Sous une couverture quasiment graphée qui va autant vers le dehors que le dedans, cherchant la petite princesse dans une tête qui peut être minée par la succession d’affaires sordides dans lesquelles elle doit s’immerger, ce sont les premières enquêtes fortement inspirées de faits réels que livre Agnès Naudin, ancienne capitaine de police au sein de la brigade territoriale de protection de la famille (qui a tout récemment repris du service en tant que déléguée permanente nationale et porte parole de la branche Intérieur du  Syndicat national unitaire interministériel des territoires, de l’agriculture et de la mer), en compagnie de JC Bartoll et Éric Nosal. Immersion dessinée dans le quotidien de la brigade des mineurs mais aussi des humains, aux différents profils, qui la forment… ou en sont les cibles, à raisonner, à soigner ou à mettre aux arrêts, dans le pire des cas.

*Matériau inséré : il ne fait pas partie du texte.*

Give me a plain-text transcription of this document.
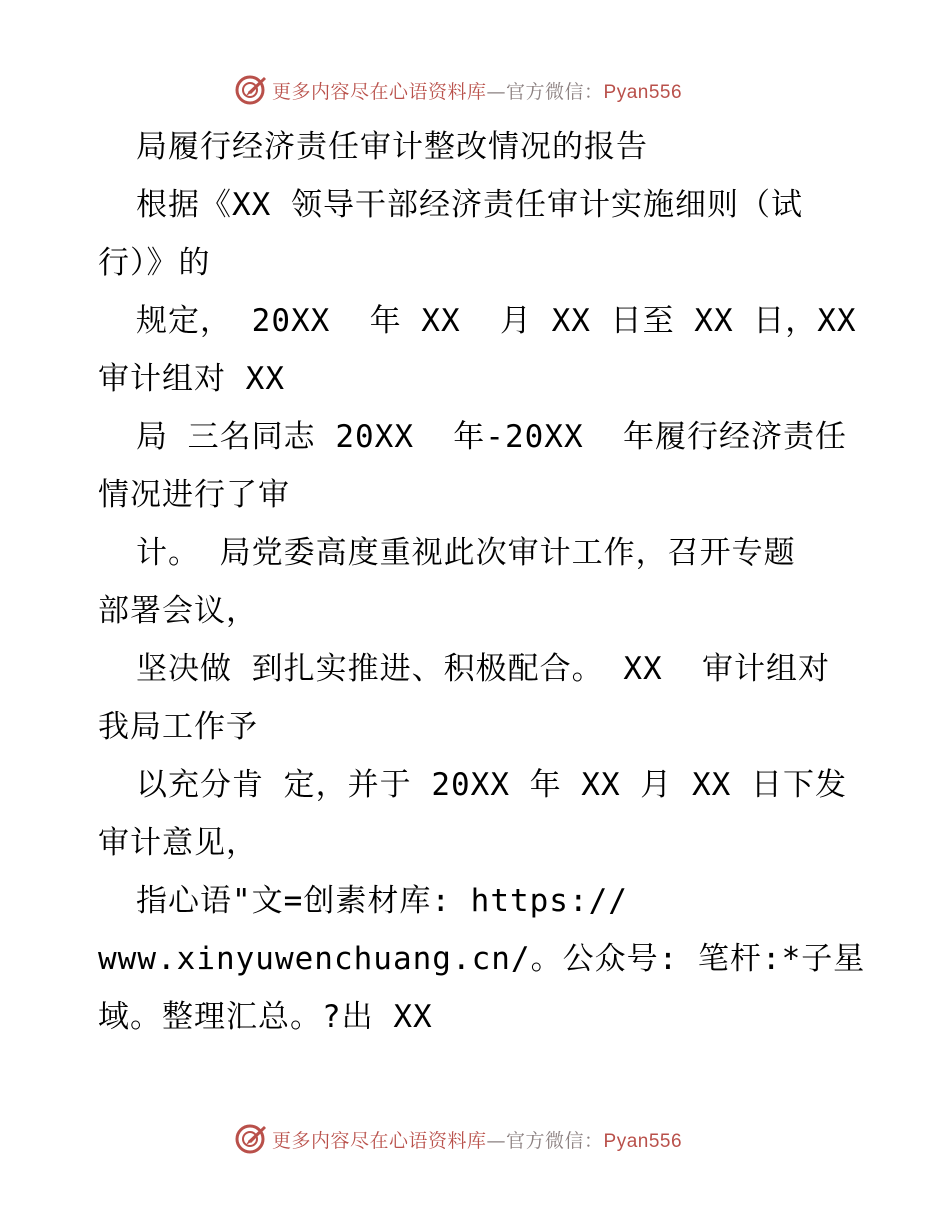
更多内容尽在心语资料库—官方微信：Pyan556
局履行经济责任审计整改情况的报告
根据《XX 领导干部经济责任审计实施细则（试
行）》的
规定， 20XX  年 XX  月 XX 日至 XX 日，XX
审计组对 XX
局 三名同志 20XX  年-20XX  年履行经济责任
情况进行了审
计。 局党委高度重视此次审计工作，召开专题
部署会议，
坚决做 到扎实推进、积极配合。 XX  审计组对
我局工作予
以充分肯 定，并于 20XX 年 XX 月 XX 日下发
审计意见，
指心语"文=创素材库: https://
www.xinyuwenchuang.cn/。公众号: 笔杆:*子星
域。整理汇总。?出 XX
更多内容尽在心语资料库—官方微信：Pyan556
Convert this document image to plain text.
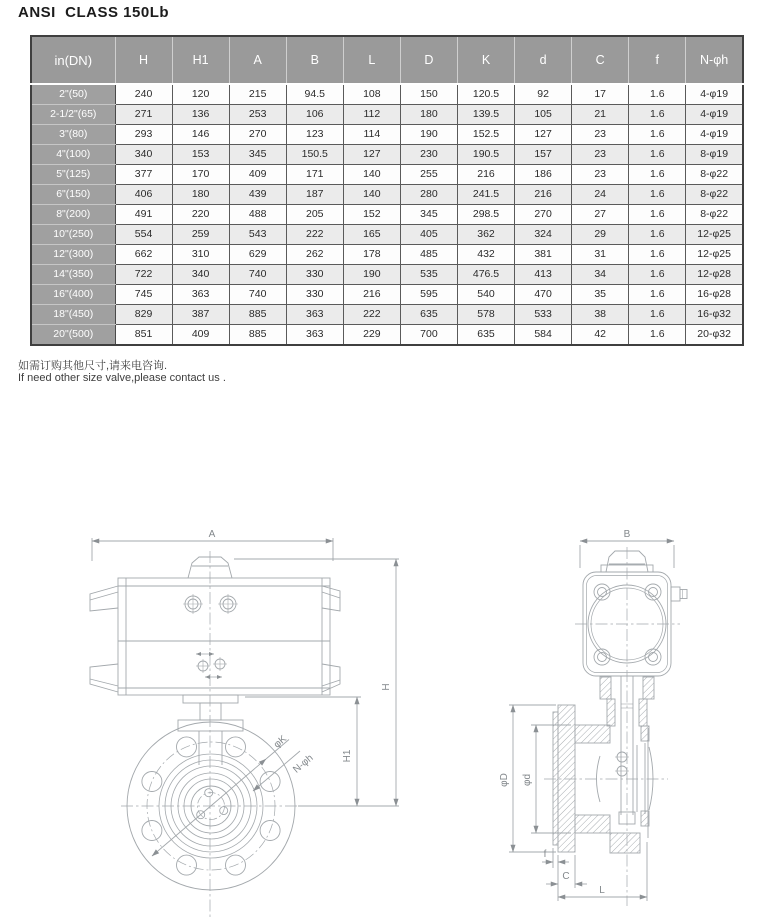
ANSI  CLASS 150Lb
in(DN)	H	H1	A	B	L	D	K	d	C	f	N-φh
2"(50)	240	120	215	94.5	108	150	120.5	92	17	1.6	4-φ19
2-1/2"(65)	271	136	253	106	112	180	139.5	105	21	1.6	4-φ19
3"(80)	293	146	270	123	114	190	152.5	127	23	1.6	4-φ19
4"(100)	340	153	345	150.5	127	230	190.5	157	23	1.6	8-φ19
5"(125)	377	170	409	171	140	255	216	186	23	1.6	8-φ22
6"(150)	406	180	439	187	140	280	241.5	216	24	1.6	8-φ22
8"(200)	491	220	488	205	152	345	298.5	270	27	1.6	8-φ22
10"(250)	554	259	543	222	165	405	362	324	29	1.6	12-φ25
12"(300)	662	310	629	262	178	485	432	381	31	1.6	12-φ25
14"(350)	722	340	740	330	190	535	476.5	413	34	1.6	12-φ28
16"(400)	745	363	740	330	216	595	540	470	35	1.6	16-φ28
18"(450)	829	387	885	363	222	635	578	533	38	1.6	16-φ32
20"(500)	851	409	885	363	229	700	635	584	42	1.6	20-φ32

如需订购其他尺寸,请来电咨询.

If need other size valve,please contact us .

φK
N-φh
H
H1
A	B
φD φd
f
C
L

© Naudin/Bartoll/Nosal chez Robinson

Résumé de l’éditeur : Une jeune capitaine de police, fraîchement nommée au sein de la brigade territoriale de protection de la famille, découvre un nouvel environnement professionnel où la lutte contre la maltraitance, le viol et la pédophilie rythme le quotidien des policiers. Enquêter sur des affaires toutes plus sensibles les unes que les autres, braver les lourdeurs de l’administration tout en menant une vie de mère célibataire, c’est palpitant, mais on en sort rarement indemne…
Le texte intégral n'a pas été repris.